On the other hand, Booth feels no need to "re-interpret" Byrd. The great merit of this generous (the CD lasts over an hour and a quarter) recital is its adherence to the musical integrity of the composer. As if he were picking up first one delicate ornament, the another solid sculpture and examining each with us, finding in them as much wonder as he expects us to do. The Carman’s Whistle [tr.10] is a splendid example of the blend which Booth achieves between drive, rhythmic subtlety, poignancy and the certainty of an inspiration which both appears muted; yet is truly robust.
Color is important to Booth. Again, though, color is not an adjunct or "supplemental" dimension to the music. It's integral to conveying Byrd's intent. Booth makes it hard for us to imagine the music without the phrasing, holding back, without being continually conscious of the need for the variations in the Grounds to progress. Indeed, he has a distinct awareness of the overall direction which each piece takes. Given the fact that we know surprisingly little about Byrd's expectations for players' approaches to such notational conventions as the length of rests, tempi, and of course ornamentation, the results which Booth achieves are most satisfying.

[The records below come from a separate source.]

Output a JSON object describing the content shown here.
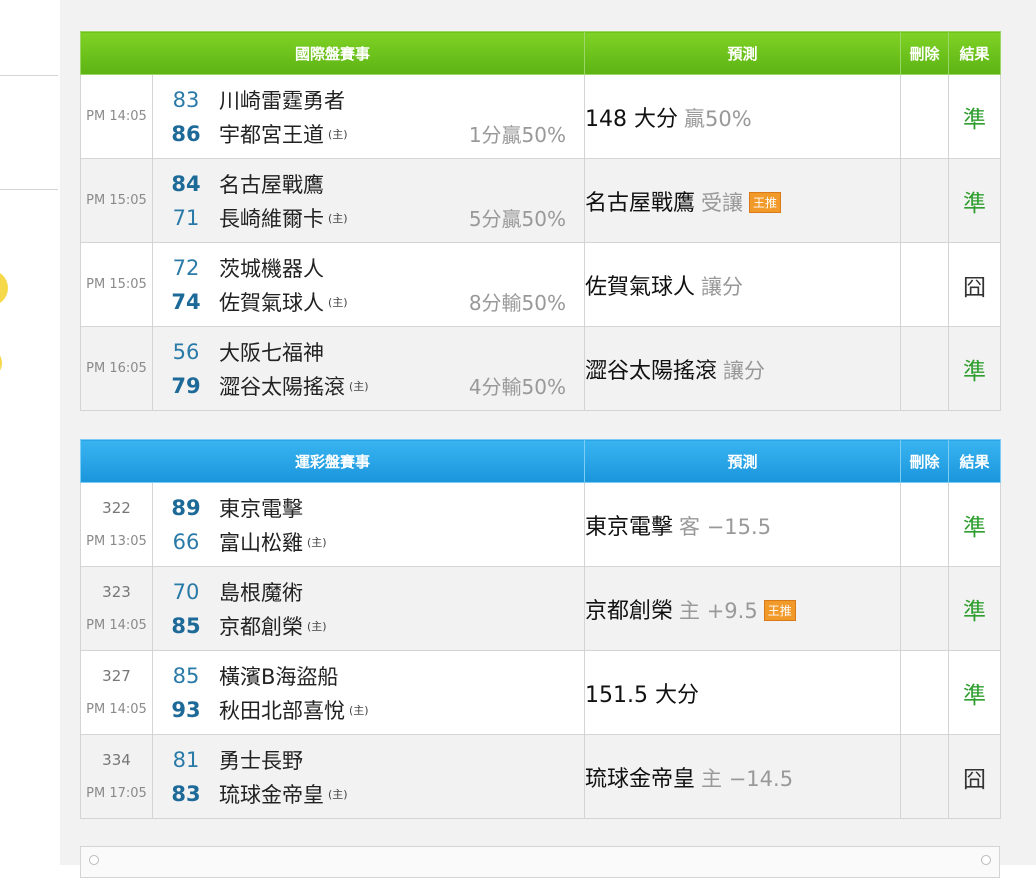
{
  "international": {
    "header": {
      "event": "國際盤賽事",
      "prediction": "預測",
      "delete": "刪除",
      "result": "結果"
    },
    "rows": [
      {
        "time": "PM 14:05",
        "away_score": "83",
        "away_team": "川崎雷霆勇者",
        "home_score": "86",
        "home_team": "宇都宮王道",
        "home_mark": "(主)",
        "spread": "1分贏50%",
        "pred_main": "148 大分",
        "pred_sub": "贏50%",
        "badge": "",
        "result": "準",
        "result_ok": true,
        "bold": "home"
      },
      {
        "time": "PM 15:05",
        "away_score": "84",
        "away_team": "名古屋戰鷹",
        "home_score": "71",
        "home_team": "長崎維爾卡",
        "home_mark": "(主)",
        "spread": "5分贏50%",
        "pred_main": "名古屋戰鷹",
        "pred_sub": "受讓",
        "badge": "王推",
        "result": "準",
        "result_ok": true,
        "bold": "away"
      },
      {
        "time": "PM 15:05",
        "away_score": "72",
        "away_team": "茨城機器人",
        "home_score": "74",
        "home_team": "佐賀氣球人",
        "home_mark": "(主)",
        "spread": "8分輸50%",
        "pred_main": "佐賀氣球人",
        "pred_sub": "讓分",
        "badge": "",
        "result": "囧",
        "result_ok": false,
        "bold": "home"
      },
      {
        "time": "PM 16:05",
        "away_score": "56",
        "away_team": "大阪七福神",
        "home_score": "79",
        "home_team": "澀谷太陽搖滾",
        "home_mark": "(主)",
        "spread": "4分輸50%",
        "pred_main": "澀谷太陽搖滾",
        "pred_sub": "讓分",
        "badge": "",
        "result": "準",
        "result_ok": true,
        "bold": "home"
      }
    ]
  },
  "lottery": {
    "header": {
      "event": "運彩盤賽事",
      "prediction": "預測",
      "delete": "刪除",
      "result": "結果"
    },
    "rows": [
      {
        "no": "322",
        "time": "PM 13:05",
        "away_score": "89",
        "away_team": "東京電擊",
        "home_score": "66",
        "home_team": "富山松雞",
        "home_mark": "(主)",
        "pred_main": "東京電擊",
        "pred_sub": "客 −15.5",
        "badge": "",
        "result": "準",
        "result_ok": true,
        "bold": "away"
      },
      {
        "no": "323",
        "time": "PM 14:05",
        "away_score": "70",
        "away_team": "島根魔術",
        "home_score": "85",
        "home_team": "京都創榮",
        "home_mark": "(主)",
        "pred_main": "京都創榮",
        "pred_sub": "主 +9.5",
        "badge": "王推",
        "result": "準",
        "result_ok": true,
        "bold": "home"
      },
      {
        "no": "327",
        "time": "PM 14:05",
        "away_score": "85",
        "away_team": "橫濱B海盜船",
        "home_score": "93",
        "home_team": "秋田北部喜悅",
        "home_mark": "(主)",
        "pred_main": "151.5 大分",
        "pred_sub": "",
        "badge": "",
        "result": "準",
        "result_ok": true,
        "bold": "home"
      },
      {
        "no": "334",
        "time": "PM 17:05",
        "away_score": "81",
        "away_team": "勇士長野",
        "home_score": "83",
        "home_team": "琉球金帝皇",
        "home_mark": "(主)",
        "pred_main": "琉球金帝皇",
        "pred_sub": "主 −14.5",
        "badge": "",
        "result": "囧",
        "result_ok": false,
        "bold": "home"
      }
    ]
  },
  "colors": {
    "green_header": "#6cc31c",
    "blue_header": "#26a4e6",
    "ok": "#2f9e2f",
    "score": "#2a7aa8",
    "badge": "#f19a2a"
  }
}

The acoustic is dry – very dry – and breathily close. The bound-in booklet surveys the musical world of Byrd and his contemporaries under Elizabeth and James VI/I, the composer's wide and rich output with his keyboard works in particular, as well as notes on the performance, the three different instruments employed here, notation and – particularly illuminating – (Booth's approach to) ornamentation and tuning. If Byrd is somehow unfamiliar to you and you'd like to dip into his world, the variety, flexibility and appropriate expressiveness of Booth's choice of works here will make a good place to start.